In the following image are shown all the Volkswagen factories in Germany. The cars produced in the Wolfsburg Volkswagen Plant are:

  • Volkswagen Golf
  • Volkswagen Golf Sportsvan
  • Volkswagen Golf R
  • Volkswagen Golf GTI
  • Volkswagen Golf GTE
  • Volkswagen e-Golf
  • Volkswagen Touran
  • Volkswagen Tiguan
  • SEAT Tarraco

The car list information was extracted from Wikipedia Wolfsburg Volkswagen Plant and the plants location from The Volkswagen Group: Portrait & Production Plants .

Snow
Snow
Forest

On the maps below are shown the locations where Golf and Polo models of Volkswagen are auctioned mostly. Both of them have an immense number of auctions in the Braunschweig area. Braunschweig region includes Wolfsburg where is the main factory of Volkswagen. After the analysis, I conclude that near the main factories of each brand in Germany, is where the major number of car auctions occur on eBay.

Conclusion

The brands with highest mean price are:

  • audi
  • bmw
  • ford
  • mercedes_benz
  • opel
  • volkswagen

The top ten models are associated to this brands, excepted ford

  • volkswagen golf
  • bmw 3er
  • volkswagen polo
  • opel corsa 1591
  • volkswagen passat
  • audi a4
  • mercedes_benz c_klasse
  • bmw 5er
  • mercedes_benz e_klasse

Germany is the country with most car factories in Europe, from the top 10 models we can see that foreign models aren't sold, It could be considered that German people trust more in national auto brands.

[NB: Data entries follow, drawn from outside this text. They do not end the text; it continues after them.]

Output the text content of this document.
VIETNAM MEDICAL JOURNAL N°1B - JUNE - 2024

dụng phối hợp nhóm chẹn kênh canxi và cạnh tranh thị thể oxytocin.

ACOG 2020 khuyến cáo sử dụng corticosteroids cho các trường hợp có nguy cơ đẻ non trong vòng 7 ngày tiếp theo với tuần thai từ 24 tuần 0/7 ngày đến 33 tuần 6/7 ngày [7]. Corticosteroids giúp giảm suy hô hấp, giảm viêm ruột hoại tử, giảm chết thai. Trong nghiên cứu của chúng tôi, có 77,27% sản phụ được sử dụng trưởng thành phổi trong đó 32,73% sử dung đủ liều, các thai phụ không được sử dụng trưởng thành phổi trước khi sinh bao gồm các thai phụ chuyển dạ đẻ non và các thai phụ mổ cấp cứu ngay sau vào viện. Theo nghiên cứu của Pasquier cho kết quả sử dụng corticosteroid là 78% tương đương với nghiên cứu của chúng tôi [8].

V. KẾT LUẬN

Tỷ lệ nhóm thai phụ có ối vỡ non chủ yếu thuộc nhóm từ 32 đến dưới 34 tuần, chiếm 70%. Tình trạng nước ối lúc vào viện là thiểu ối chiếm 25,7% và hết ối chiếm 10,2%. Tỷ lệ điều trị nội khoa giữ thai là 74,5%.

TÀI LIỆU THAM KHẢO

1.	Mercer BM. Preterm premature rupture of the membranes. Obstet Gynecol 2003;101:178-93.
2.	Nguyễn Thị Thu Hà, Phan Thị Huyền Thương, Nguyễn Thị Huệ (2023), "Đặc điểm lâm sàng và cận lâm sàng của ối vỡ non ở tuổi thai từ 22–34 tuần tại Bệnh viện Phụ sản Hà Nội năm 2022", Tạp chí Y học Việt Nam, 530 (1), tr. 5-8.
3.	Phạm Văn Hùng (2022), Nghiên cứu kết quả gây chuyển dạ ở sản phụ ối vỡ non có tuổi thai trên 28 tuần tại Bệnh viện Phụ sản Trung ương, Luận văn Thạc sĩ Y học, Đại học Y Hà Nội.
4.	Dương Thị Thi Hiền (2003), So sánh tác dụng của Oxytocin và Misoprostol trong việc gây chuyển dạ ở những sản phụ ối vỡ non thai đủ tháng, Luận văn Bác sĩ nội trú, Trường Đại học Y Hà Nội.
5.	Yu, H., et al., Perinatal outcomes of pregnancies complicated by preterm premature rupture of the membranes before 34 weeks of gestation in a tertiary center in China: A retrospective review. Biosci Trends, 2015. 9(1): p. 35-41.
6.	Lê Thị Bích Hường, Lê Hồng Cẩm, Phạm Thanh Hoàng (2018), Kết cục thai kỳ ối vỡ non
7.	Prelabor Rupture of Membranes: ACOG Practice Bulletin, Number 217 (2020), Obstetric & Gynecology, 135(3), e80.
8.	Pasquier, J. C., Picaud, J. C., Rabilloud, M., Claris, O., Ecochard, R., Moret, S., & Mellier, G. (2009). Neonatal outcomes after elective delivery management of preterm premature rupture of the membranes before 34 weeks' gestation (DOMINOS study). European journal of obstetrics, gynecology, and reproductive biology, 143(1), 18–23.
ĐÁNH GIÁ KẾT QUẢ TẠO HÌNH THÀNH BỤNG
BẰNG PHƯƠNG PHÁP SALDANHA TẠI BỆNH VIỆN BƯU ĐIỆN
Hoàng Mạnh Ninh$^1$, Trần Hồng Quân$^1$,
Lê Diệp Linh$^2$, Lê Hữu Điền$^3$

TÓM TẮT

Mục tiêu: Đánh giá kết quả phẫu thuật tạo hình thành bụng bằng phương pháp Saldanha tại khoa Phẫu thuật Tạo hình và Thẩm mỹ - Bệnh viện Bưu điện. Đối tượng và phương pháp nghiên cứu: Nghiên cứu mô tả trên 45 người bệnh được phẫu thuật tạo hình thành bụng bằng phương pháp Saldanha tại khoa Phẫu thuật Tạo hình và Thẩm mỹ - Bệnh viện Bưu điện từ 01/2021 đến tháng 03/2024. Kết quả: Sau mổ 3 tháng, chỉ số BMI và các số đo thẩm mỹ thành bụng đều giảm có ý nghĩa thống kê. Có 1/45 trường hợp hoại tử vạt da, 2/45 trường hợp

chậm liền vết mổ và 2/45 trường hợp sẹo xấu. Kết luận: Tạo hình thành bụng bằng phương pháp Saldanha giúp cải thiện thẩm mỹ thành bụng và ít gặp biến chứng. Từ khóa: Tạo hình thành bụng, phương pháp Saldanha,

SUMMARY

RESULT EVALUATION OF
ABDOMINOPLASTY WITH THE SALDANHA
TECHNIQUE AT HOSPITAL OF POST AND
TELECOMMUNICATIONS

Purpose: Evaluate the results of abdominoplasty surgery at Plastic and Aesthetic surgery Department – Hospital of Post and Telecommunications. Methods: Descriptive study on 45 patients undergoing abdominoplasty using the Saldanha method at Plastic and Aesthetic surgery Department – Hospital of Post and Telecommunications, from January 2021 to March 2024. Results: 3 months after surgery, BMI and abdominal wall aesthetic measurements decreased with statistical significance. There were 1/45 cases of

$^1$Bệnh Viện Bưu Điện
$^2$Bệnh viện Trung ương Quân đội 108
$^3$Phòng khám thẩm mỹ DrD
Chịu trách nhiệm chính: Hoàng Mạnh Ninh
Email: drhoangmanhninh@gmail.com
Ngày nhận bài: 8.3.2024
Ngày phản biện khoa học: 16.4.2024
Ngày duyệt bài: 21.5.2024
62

After comparing the mean price of the top 10 models damaged or not, the conclusion arrived is that damaged cars independently the model or brand tends to cost half.

The majority of the cars auctioned on eBay have a manual gearbox, comparing the percentage of the cars auctioned that suffered damage by gearbox type, I can conclude that cars with an automatic gearbox have a high risk to get damaged.

From the geographical analysis the following conclusions are extracted:

  • The major number of auctions of each model tends to be near the main factory of the model brand.
  • From the previous conclusion, one reason could be causing the probability to auction for the newest or in better conditions second-hand car is bigger than further from the main factories.